Personal information
- Full name: John Barnhill Walker
- Born: 30 October 1883 Greenock, Renfrewshire, Scotland
- Died: 21 November 1953 (aged 70) Bearsden, Dunbartonshire, Scotland
- Batting: Right-handed
- Relations: William Walker (brother)

Domestic team information
- 1912: Scotland

Career statistics
| Competition | First-class |
| Matches | 2 |
| Runs scored | 45 |
| Batting average | 11.25 |
| 100s/50s | –/– |
| Top score | 34 |
| Catches/stumpings | 3/– |
- Source: Cricinfo, 26 October 2022

= John Walker (Scottish cricketer) =

Scottish cricketer

John Barnhill Walker (30 October 1883 – 21 November 1953) was a Scottish first-class cricketer and businessman. His brother, William, was also a first-class cricketer.

== Biography ==
Walker was born at Greenock in October 1883 and was educated at the Glasgow Collegiate. He played club cricket with success for Greenock, scoring 169 runs against the West of Scotland in 1912, in addition to captaining the club. Walker played two first-class cricket matches for Scotland in 1912, against the touring South Africans at Glasgow, and Ireland at Dublin. He scored 45 runs in his two matches, with a highest score of 34.
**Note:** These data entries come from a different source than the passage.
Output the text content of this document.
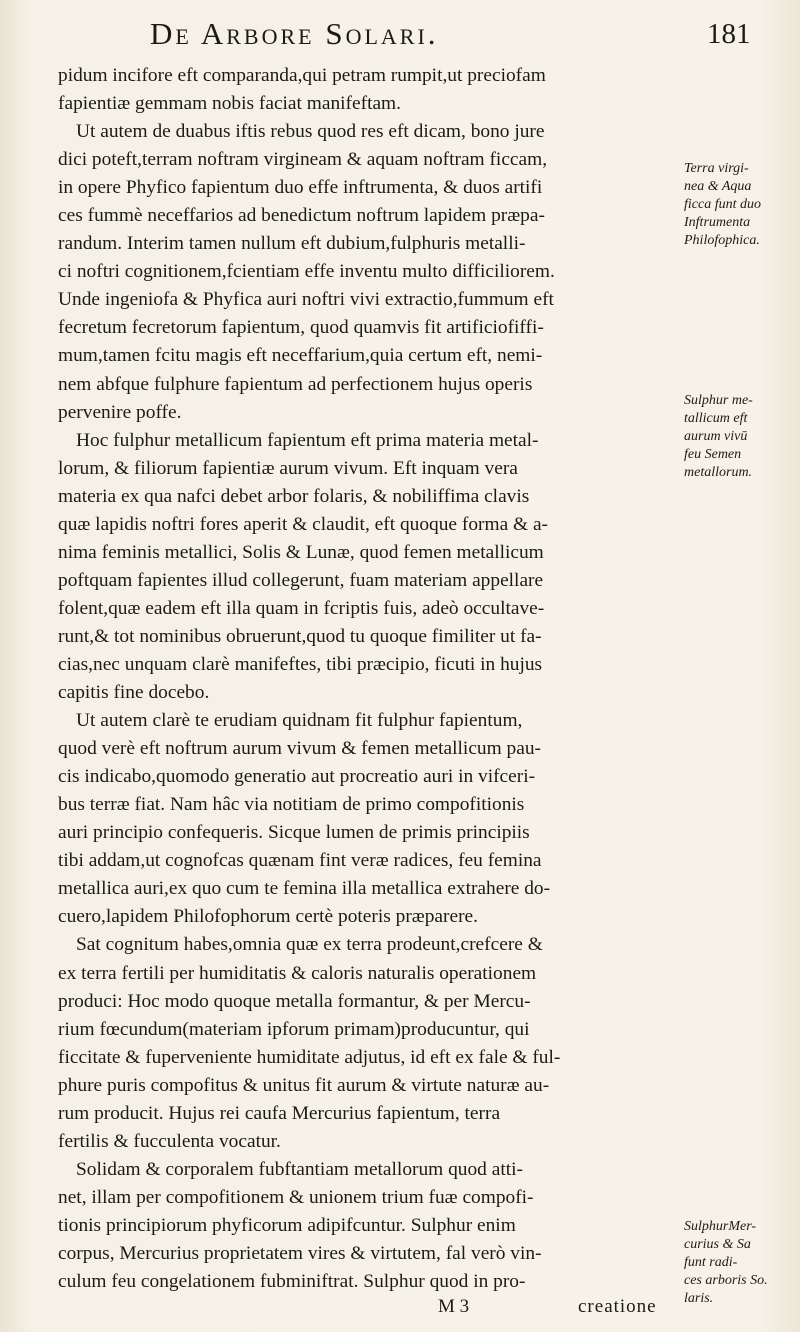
De Arbore Solari.	181
pidum incifore eft comparanda,qui petram rumpit,ut preciofam
fapientiæ gemmam nobis faciat manifeftam.
Ut autem de duabus iftis rebus quod res eft dicam, bono jure
dici poteft,terram noftram virgineam & aquam noftram ficcam,
in opere Phyfico fapientum duo effe inftrumenta, & duos artifi
ces fummè neceffarios ad benedictum noftrum lapidem præpa-
randum. Interim tamen nullum eft dubium,fulphuris metalli-
ci noftri cognitionem,fcientiam effe inventu multo difficiliorem.
Unde ingeniofa & Phyfica auri noftri vivi extractio,fummum eft
fecretum fecretorum fapientum, quod quamvis fit artificiofiffi-
mum,tamen fcitu magis eft neceffarium,quia certum eft, nemi-
nem abfque fulphure fapientum ad perfectionem hujus operis
pervenire poffe.
Hoc fulphur metallicum fapientum eft prima materia metal-
lorum, & filiorum fapientiæ aurum vivum. Eft inquam vera
materia ex qua nafci debet arbor folaris, & nobiliffima clavis
quæ lapidis noftri fores aperit & claudit, eft quoque forma & a-
nima feminis metallici, Solis & Lunæ, quod femen metallicum
poftquam fapientes illud collegerunt, fuam materiam appellare
folent,quæ eadem eft illa quam in fcriptis fuis, adeò occultave-
runt,& tot nominibus obruerunt,quod tu quoque fimiliter ut fa-
cias,nec unquam clarè manifeftes, tibi præcipio, ficuti in hujus
capitis fine docebo.
Ut autem clarè te erudiam quidnam fit fulphur fapientum,
quod verè eft noftrum aurum vivum & femen metallicum pau-
cis indicabo,quomodo generatio aut procreatio auri in vifceri-
bus terræ fiat. Nam hâc via notitiam de primo compofitionis
auri principio confequeris. Sicque lumen de primis principiis
tibi addam,ut cognofcas quænam fint veræ radices, feu femina
metallica auri,ex quo cum te femina illa metallica extrahere do-
cuero,lapidem Philofophorum certè poteris præparere.
Sat cognitum habes,omnia quæ ex terra prodeunt,crefcere &
ex terra fertili per humiditatis & caloris naturalis operationem
produci: Hoc modo quoque metalla formantur, & per Mercu-
rium fœcundum(materiam ipforum primam)producuntur, qui
ficcitate & fuperveniente humiditate adjutus, id eft ex fale & ful-
phure puris compofitus & unitus fit aurum & virtute naturæ au-
rum producit. Hujus rei caufa Mercurius fapientum, terra
fertilis & fucculenta vocatur.
Solidam & corporalem fubftantiam metallorum quod atti-
net, illam per compofitionem & unionem trium fuæ compofi-
tionis principiorum phyficorum adipifcuntur. Sulphur enim
corpus, Mercurius proprietatem vires & virtutem, fal verò vin-
culum feu congelationem fubminiftrat. Sulphur quod in pro-
Terra virgi-
nea & Aqua
ficca funt duo
Inftrumenta
Philofophica.
Sulphur me-
tallicum eft
aurum vivū
feu Semen
metallorum.
SulphurMer-
curius & Sa
funt radi-
ces arboris So.
laris.
M 3	creatione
Walker served in the Renfrewshire Volunteer Regiment during the First World War, being commissioned as a temporary second lieutenant in April 1918. Walker later became a senior director at John Walker and Co. (Sugar Refiners) and was a direct descendant of its founder, Johnnie Walker. Besides his cricketing and business interests, he also played rugby football for Greenock Wanderers RFC. He died in November 1953 at Bearsden, Dunbartonshire.